Zero Regard For Others
“Throughout my entire career as a mechanic, I’ve had some memorable experiences, and this one ranks among my favorites.
A customer came in complaining about a vibration in her vehicle. After inspecting the front end, I discovered a nearly broken tie rod and a faulty rack and pinion. In simple terms, the passenger side front wheel wasn’t securely connected to the steering system, and if left unattended, it could lead to a complete disconnect and serious danger.
I informed the customer about the necessary repairs and emphasized the unsafe condition of her car. Surprisingly, she asked me to put it back together so she could leave despite the risks involved. I refused, explaining that I couldn’t take that responsibility in case something went wrong after she left.
Her reaction was intense, and she threatened to call the police and sue me, citing connections to higher-ups. Unfazed, I called her bluff, and she eventually summoned the police. The officers inspected the vehicle and understood the safety concern. To my dismay, they advised me to let her leave, and she signed a statement declining the necessary repairs.
As she drove off with a smug grin, I couldn’t help but worry about the consequences. However, my concerns were short-lived. Moments later, she was pulled over, and her car was impounded. The police even issued her a ticket for reckless driving.
Witnessing her car getting towed away brought immense satisfaction, and I couldn’t help but feel a sense of justice served.”
She Really Should Have Listened
“I’ve been a professional mechanic for over a decade, and I’ve had my fair share of interesting encounters with customers. However, one particular incident still makes me chuckle even after five years.
It was a typical day at the shop when a lady drove her Hyundai van in for a diagnostic check. She seemed like an older version of the ‘Karen’ stereotype, and she complained about the check engine light and a loss of power in her car. I began my inspection, and as I pulled the van in, I noticed an unusual noise.
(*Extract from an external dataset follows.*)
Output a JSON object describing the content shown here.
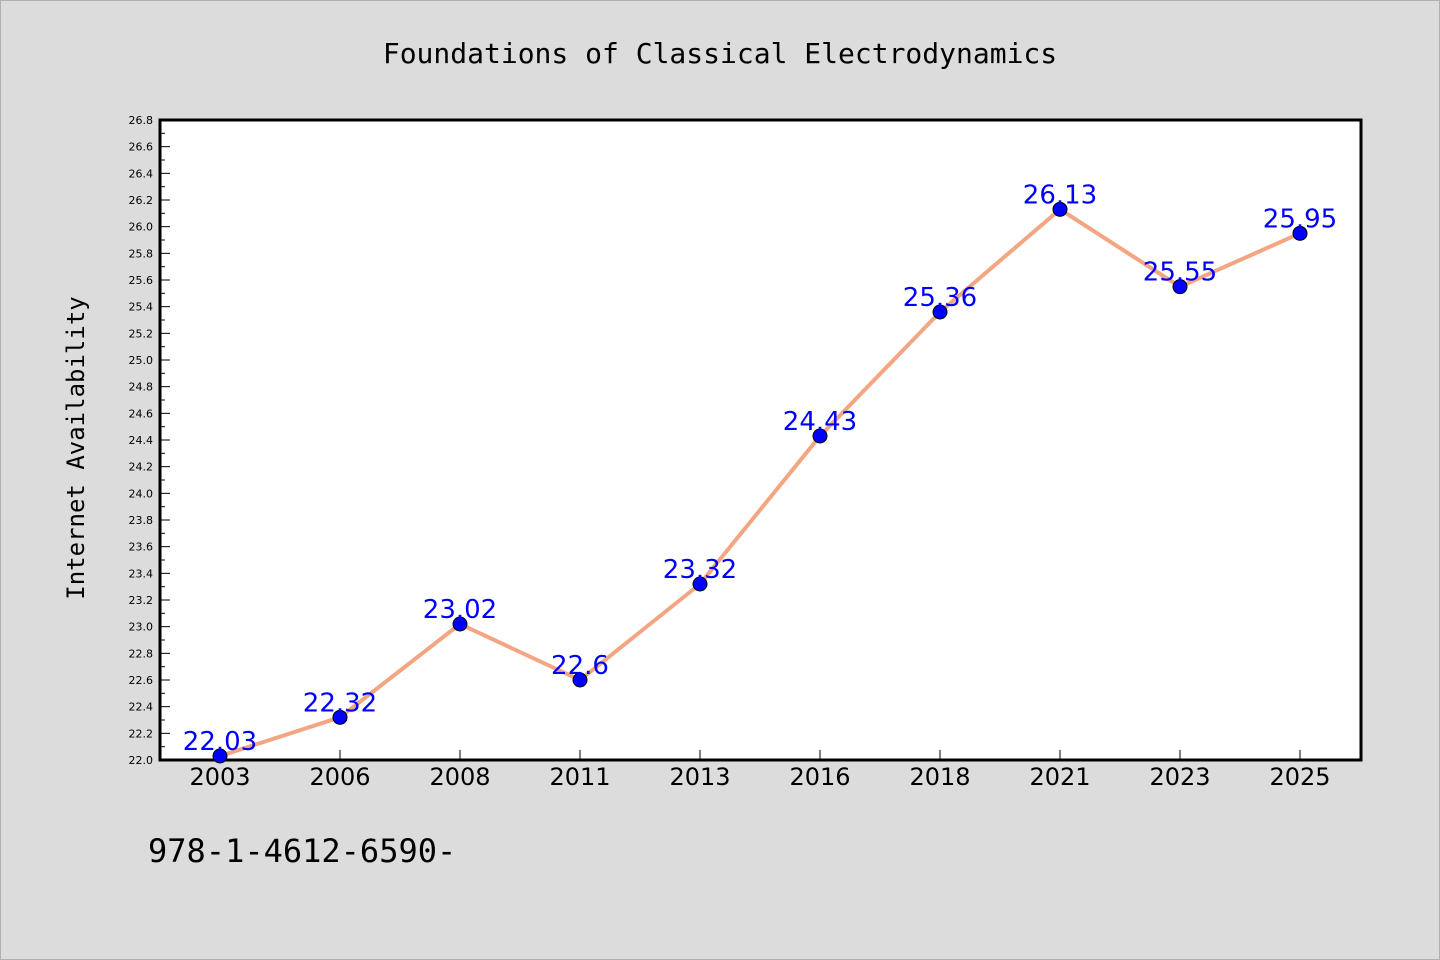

Immediately, I used a scanner to check for error codes, and it revealed multiple issues pointing to timing problems.
When I opened the hood to investigate further, I was taken aback by what I found. The timing belt was almost completely disintegrated, and only a few strands held it together. Remarkably, the engine was still running, but the situation was dangerous as driving further could cause severe damage.
I explained the critical condition of her van to the customer, but she refused to believe it and demanded I put it back together. I couldn’t comply with her request as it would be irresponsible, and I could be held liable if something went wrong.
She became irate, threatening to call the police and sue me, and even boasting about connections. The police arrived, inspected the van, and understood the safety concerns. Unfortunately, they advised me to let her leave, and she signed a waiver declining the repairs.
Despite my efforts to reason with her, she insisted on driving the car, so we pushed it back to the parking lot. Predictably, moments after she left, the belt broke, damaging the engine. She returned in a fit of rage, blaming me for the damage, but we had photo evidence and a signed release of liability to defend ourselves.
Her attempts to involve lawyers, management, and corporate went nowhere, and eventually, she had to tow the van out of our lot. To make matters worse for her, we charged her lot storage fees due to the extended stay of her van.
I want to clarify that most mechanics don’t intend to take advantage of customers. We genuinely want to ensure your valuable investment remains in good condition. In this case, we did our best to warn the customer, but she refused to listen, and her actions caused the damage.”